Truly remote locales like the Naga villages in Myanmar attract only a trickle of tourists, said Win Tin, managing director of the Journey Nature and Culture Exploration travel agency in Yangon.
His agency provides a trip from Yangon for about 1,300 dollars to join the festival, including the journey by plane, boat and jeep to the ceremonial site.
The price tag is expensive because transportation and communication is so difficult, Win Tin said. Some of the money goes directly to the Nagas, which has helped them make small improvements in their living standards, he adds.
"If we look overall, the Naga new year festival is not only good for their tribe, but also good as a source of business," he says.
"Their lifestyle has changed a little as more visitors go there. In the past they didn't wear clothes and they had little sanitation.
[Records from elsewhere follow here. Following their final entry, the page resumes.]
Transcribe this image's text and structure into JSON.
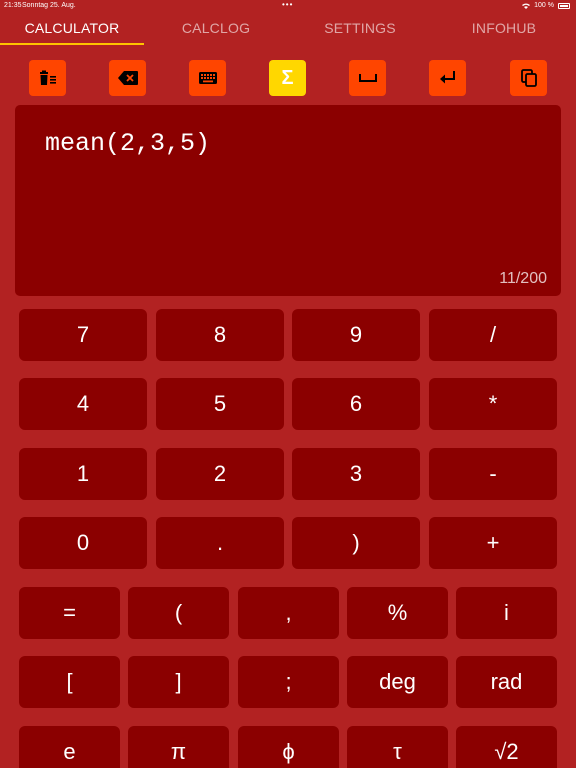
{
  "status": {
    "time": "21:35",
    "date": "Sonntag 25. Aug.",
    "battery": "100 %",
    "dots": "•••"
  },
  "tabs": [
    {
      "label": "CALCULATOR",
      "active": true
    },
    {
      "label": "CALCLOG",
      "active": false
    },
    {
      "label": "SETTINGS",
      "active": false
    },
    {
      "label": "INFOHUB",
      "active": false
    }
  ],
  "toolbar": [
    {
      "icon": "trash-list-icon",
      "highlighted": false
    },
    {
      "icon": "backspace-icon",
      "highlighted": false
    },
    {
      "icon": "keyboard-icon",
      "highlighted": false
    },
    {
      "icon": "sigma-icon",
      "label": "Σ",
      "highlighted": true
    },
    {
      "icon": "space-icon",
      "highlighted": false
    },
    {
      "icon": "return-icon",
      "highlighted": false
    },
    {
      "icon": "copy-icon",
      "highlighted": false
    }
  ],
  "display": {
    "expression": "mean(2,3,5)",
    "char_count": "11/200"
  },
  "keys": {
    "row1": [
      "7",
      "8",
      "9",
      "/"
    ],
    "row2": [
      "4",
      "5",
      "6",
      "*"
    ],
    "row3": [
      "1",
      "2",
      "3",
      "-"
    ],
    "row4": [
      "0",
      ".",
      ")",
      "+"
    ],
    "row5": [
      "=",
      "(",
      ",",
      "%",
      "i"
    ],
    "row6": [
      "[",
      "]",
      ";",
      "deg",
      "rad"
    ],
    "row7": [
      "e",
      "π",
      "ϕ",
      "τ",
      "√2"
    ]
  },
  "colors": {
    "background": "#b22222",
    "key": "#8b0000",
    "tool": "#ff4500",
    "tool_highlight": "#ffd700",
    "tab_indicator": "#ffc400"
  }
}
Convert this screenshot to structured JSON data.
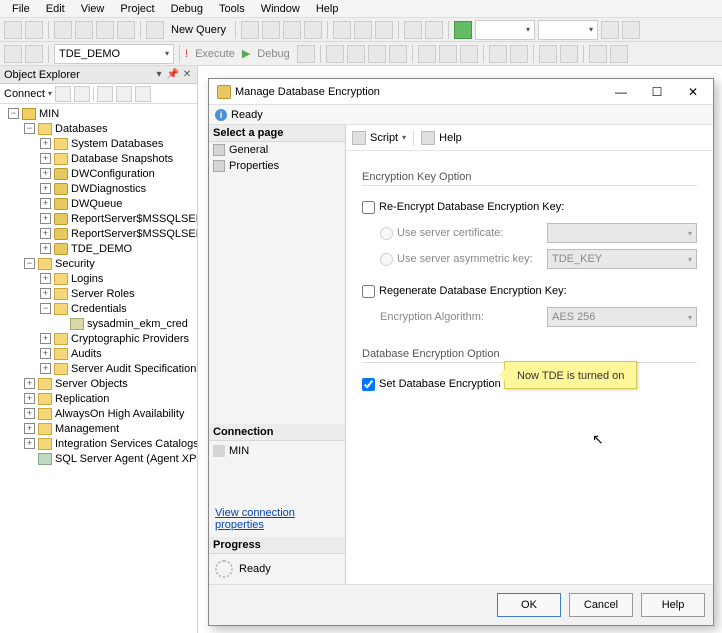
{
  "menu": {
    "items": [
      "File",
      "Edit",
      "View",
      "Project",
      "Debug",
      "Tools",
      "Window",
      "Help"
    ]
  },
  "toolbar1": {
    "new_query": "New Query"
  },
  "toolbar2": {
    "db": "TDE_DEMO",
    "execute": "Execute",
    "debug": "Debug"
  },
  "explorer": {
    "title": "Object Explorer",
    "connect": "Connect",
    "nodes": {
      "server": "MIN",
      "databases": "Databases",
      "sysdb": "System Databases",
      "snap": "Database Snapshots",
      "dwconfig": "DWConfiguration",
      "dwdiag": "DWDiagnostics",
      "dwqueue": "DWQueue",
      "rs1": "ReportServer$MSSQLSERVER",
      "rs2": "ReportServer$MSSQLSERVER",
      "tdedemo": "TDE_DEMO",
      "security": "Security",
      "logins": "Logins",
      "serverroles": "Server Roles",
      "credentials": "Credentials",
      "sysadmin": "sysadmin_ekm_cred",
      "crypto": "Cryptographic Providers",
      "audits": "Audits",
      "audit_specs": "Server Audit Specifications",
      "server_objects": "Server Objects",
      "replication": "Replication",
      "alwayson": "AlwaysOn High Availability",
      "management": "Management",
      "isc": "Integration Services Catalogs",
      "agent": "SQL Server Agent (Agent XPs disabl"
    }
  },
  "dialog": {
    "title": "Manage Database Encryption",
    "ready": "Ready",
    "select_page": "Select a page",
    "general": "General",
    "properties": "Properties",
    "connection": "Connection",
    "conn_name": "MIN",
    "view_conn": "View connection properties",
    "progress_hdr": "Progress",
    "progress": "Ready",
    "script": "Script",
    "help": "Help",
    "section1": "Encryption Key Option",
    "reencrypt": "Re-Encrypt Database Encryption Key:",
    "use_cert": "Use server certificate:",
    "use_asym": "Use server asymmetric key:",
    "asym_val": "TDE_KEY",
    "regen": "Regenerate Database Encryption Key:",
    "algo": "Encryption Algorithm:",
    "algo_val": "AES 256",
    "section2": "Database Encryption Option",
    "set_on": "Set Database Encryption On",
    "callout": "Now TDE is turned on",
    "ok": "OK",
    "cancel": "Cancel",
    "help_btn": "Help"
  }
}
Now they have more awareness of their health.
"But I don't want this festival to become part of mass tourism, because I don't want it to have any negative impact on their tribe, nature and culture," he adds.
Any travel in military-controlled Myanmar is controversial because democracy activists fear the tourist money will end up in the hands of the ruling generals.
Myanmar's detained democracy leader Aung San Suu Kyi has urged foreigners not to visit her country until the military relinquishes power.
PATA's Koldowski says high costs are one way that countries can protect the culture of isolated communities like the Nagas, noting that the Himalayan kingdom of Bhutan imposes steep visa fees for the same reason.
-- An arduous journey into disputed territory --
This kind of journey is not for the faint-hearted.
Getting to Lahe requires a flight to the town of Hkamti -- the Naga's biggest settlement -- then a three-hour trip upriver on a fishing boat, followed by a six-hour drive in a military four-by-four vehicle
Although Myanmar has signed ceasefire deals with many of the rebels over the last decade, insurgents still roam these mountains, including Naga fighters battling for their own state in neighbouring India.
Indian authorities believe a dozen different separatists operate from rear bases in Myanmar, and have urged the military junta ruling the country to crack down on their activities along the 1,600-kilometre (1,000-mile) border.
Myanmar rarely reveals the details of any of its campaigns against the scores of ethnic minorities around the country, but the Naga rebel leaders in India say the fighting has escalated since the junta launched a new crackdown in late December.
Some of the clashes last month took place in Hkmati district, which hosts the airport that tourists used to visit the new year festival, according to the S.S. Khaplang faction of the National Socialist Council of Nagaland (NSCN-K) in India.
The insurgents are fighting for a "Greater Nagaland" that would unite the 1.2 million Nagas in India, but which has been strongly opposed by the surrounding states that would stand to lose territory.
India and the rebels have held more than 50 rounds of talks since 1997 to end one of South Asia's longest-running insurgencies that has claimed around 25,000 lives since independence in 1947.
Within Myanmar, the Naga unrest is relatively minor compared with the bloody campaigns the military has waged against other ethnic minorities, including the Karen and Shan on the Thai border.
Most of the ethnic rebels have signed ceasefires with the junta, and the government only opened up the Naga region after reaching deals with larger ethnic groups in that part of the country.
Myanmar only allows tourists to visit two Naga villages because of safety concerns, and soldiers escort the travellers along the entire route, Win Tin says.
But foreign countries including the United States, Britain and Australia have urged their nationals to avoid travelling on the Indian side of the border as violence has flared in recent weeks.
That didn't prompt any cancellations for the trip in Myanmar, Win Tin said, as visitors do come prepared for a tough trip to see something few outsiders have witnessed.
"You can see theatre, dance and culture and so forth in the capital of any country, but this is one subgroup that is real," Koldowski says.